AICare@EU encompasses a series of coordinated efforts, including:
- study on AI deployment in Healthcare: This initiative by DG Health and Food Safety aims to investigate the challenges and enablers of deploying AI in clinical practice. The identified challenges are categorised into four key areas: technological and data-related challenges, legal and regulatory barriers, organisational and business obstacles, and social and cultural factors.
- EU4Health (WP2024) Call for Proposals on Advancing AI Adoption in Health: This call, closing in January 2025, aims to accelerate the safe and effective deployment of AI systems in clinical settings, contributing to the broader integration of AI in healthcare.
- AI and Health Data Access Bodies – SHAIPED project (funded from DEP): Starting in March 2025 it pilots the development, validation and deployment of AI models and tools using the HealthData@EU infrastructure of the EHDS.

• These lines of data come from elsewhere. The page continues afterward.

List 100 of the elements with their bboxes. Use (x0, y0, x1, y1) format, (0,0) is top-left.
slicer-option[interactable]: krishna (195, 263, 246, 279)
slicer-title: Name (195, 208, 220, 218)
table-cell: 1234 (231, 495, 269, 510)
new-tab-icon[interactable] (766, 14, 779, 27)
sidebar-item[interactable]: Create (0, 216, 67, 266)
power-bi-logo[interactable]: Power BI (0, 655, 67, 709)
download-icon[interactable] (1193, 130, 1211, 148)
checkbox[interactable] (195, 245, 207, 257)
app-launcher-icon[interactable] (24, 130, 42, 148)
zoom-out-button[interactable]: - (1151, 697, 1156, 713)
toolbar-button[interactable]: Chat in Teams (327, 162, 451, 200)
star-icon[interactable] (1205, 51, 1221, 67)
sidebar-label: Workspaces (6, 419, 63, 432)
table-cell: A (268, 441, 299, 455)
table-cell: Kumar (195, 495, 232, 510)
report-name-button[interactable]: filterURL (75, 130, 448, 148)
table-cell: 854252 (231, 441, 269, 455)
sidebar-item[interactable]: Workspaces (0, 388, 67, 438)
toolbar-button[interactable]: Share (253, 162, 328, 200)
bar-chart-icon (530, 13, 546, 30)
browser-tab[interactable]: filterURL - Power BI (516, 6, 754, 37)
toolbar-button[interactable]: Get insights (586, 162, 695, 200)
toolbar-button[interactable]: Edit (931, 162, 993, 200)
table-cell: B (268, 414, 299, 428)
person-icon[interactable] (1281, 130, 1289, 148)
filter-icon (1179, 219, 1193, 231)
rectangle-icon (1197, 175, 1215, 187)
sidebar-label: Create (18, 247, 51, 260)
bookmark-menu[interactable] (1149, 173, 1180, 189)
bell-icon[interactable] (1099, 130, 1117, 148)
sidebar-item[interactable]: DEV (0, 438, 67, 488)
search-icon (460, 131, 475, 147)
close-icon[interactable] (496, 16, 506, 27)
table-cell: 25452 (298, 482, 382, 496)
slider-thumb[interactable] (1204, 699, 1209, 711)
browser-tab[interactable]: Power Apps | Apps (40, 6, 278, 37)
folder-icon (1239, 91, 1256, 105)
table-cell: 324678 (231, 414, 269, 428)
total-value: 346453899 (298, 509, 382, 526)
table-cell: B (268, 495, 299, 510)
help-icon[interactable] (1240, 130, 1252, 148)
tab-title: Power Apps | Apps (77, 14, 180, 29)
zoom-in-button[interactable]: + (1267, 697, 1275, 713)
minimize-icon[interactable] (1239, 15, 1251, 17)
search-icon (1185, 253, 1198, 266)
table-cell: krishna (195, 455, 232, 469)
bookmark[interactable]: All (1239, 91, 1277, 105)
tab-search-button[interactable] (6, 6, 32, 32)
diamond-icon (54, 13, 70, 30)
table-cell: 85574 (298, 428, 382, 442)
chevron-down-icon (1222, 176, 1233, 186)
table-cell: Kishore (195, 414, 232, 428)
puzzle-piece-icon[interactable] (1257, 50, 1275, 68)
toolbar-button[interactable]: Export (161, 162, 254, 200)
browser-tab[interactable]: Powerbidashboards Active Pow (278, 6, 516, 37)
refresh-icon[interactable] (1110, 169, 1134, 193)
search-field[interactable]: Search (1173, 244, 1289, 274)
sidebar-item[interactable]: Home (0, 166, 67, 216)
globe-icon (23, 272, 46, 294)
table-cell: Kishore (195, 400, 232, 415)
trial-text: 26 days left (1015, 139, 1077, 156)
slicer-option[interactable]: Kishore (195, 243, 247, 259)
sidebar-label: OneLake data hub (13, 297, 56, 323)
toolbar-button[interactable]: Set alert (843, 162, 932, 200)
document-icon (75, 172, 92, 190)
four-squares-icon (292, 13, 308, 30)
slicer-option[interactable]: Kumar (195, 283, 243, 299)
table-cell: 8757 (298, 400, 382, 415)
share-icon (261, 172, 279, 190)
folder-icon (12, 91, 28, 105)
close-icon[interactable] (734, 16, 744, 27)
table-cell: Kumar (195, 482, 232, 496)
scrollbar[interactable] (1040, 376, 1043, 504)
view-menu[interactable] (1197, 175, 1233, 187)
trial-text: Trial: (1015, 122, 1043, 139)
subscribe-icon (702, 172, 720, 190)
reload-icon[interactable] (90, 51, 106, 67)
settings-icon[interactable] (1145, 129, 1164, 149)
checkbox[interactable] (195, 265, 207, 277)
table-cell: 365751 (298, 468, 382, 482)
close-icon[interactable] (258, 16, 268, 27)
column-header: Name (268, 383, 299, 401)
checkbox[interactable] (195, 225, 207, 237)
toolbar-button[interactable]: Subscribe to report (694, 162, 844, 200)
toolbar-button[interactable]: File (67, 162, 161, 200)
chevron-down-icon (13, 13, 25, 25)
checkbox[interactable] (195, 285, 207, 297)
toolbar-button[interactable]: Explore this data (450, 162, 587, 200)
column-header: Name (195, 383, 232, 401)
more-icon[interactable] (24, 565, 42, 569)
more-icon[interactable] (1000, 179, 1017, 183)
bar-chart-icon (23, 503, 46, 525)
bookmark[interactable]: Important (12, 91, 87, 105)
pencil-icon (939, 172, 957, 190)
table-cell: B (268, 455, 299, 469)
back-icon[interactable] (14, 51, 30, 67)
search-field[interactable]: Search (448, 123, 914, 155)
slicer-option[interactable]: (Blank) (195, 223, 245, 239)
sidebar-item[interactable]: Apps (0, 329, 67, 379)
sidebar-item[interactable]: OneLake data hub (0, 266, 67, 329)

- exploring AI key priorities in line with the New Commission's Political Guidelines 2024-2029:
- apply AI strategy: Strategy to boost new industrial uses of AI and to improve the delivery of a variety of public services, such as healthcare. The Biotech Initiative includes developing a Biotech Act which explores pathways to accelerate the development and deployment of AI and digital solutions in the biotech sector, leveraging health data securely and responsibly under the European Health Data Space (EHDS).
- preventing cardiovascular diseases: Focus is placed on the prevention, diagnosis, treatment, and rehabilitation of cardiovascular diseases (CVDs) as a priority area.
- International collaborations on AI in healthcare:
- DG Health and Food Safety collaborates with WHO Europe to support the development and adoption of AI solutions to improve health outcomes across the WHO European Region.
- DG Health and Food Safety works closely with the OECD to advance the scaling up of AI in healthcare, focusing on practical implementation and policy alignment.
- The European Commission (DG Health and Food Safety) engages with G7 and G20 partners on various AI workstreams in healthcare.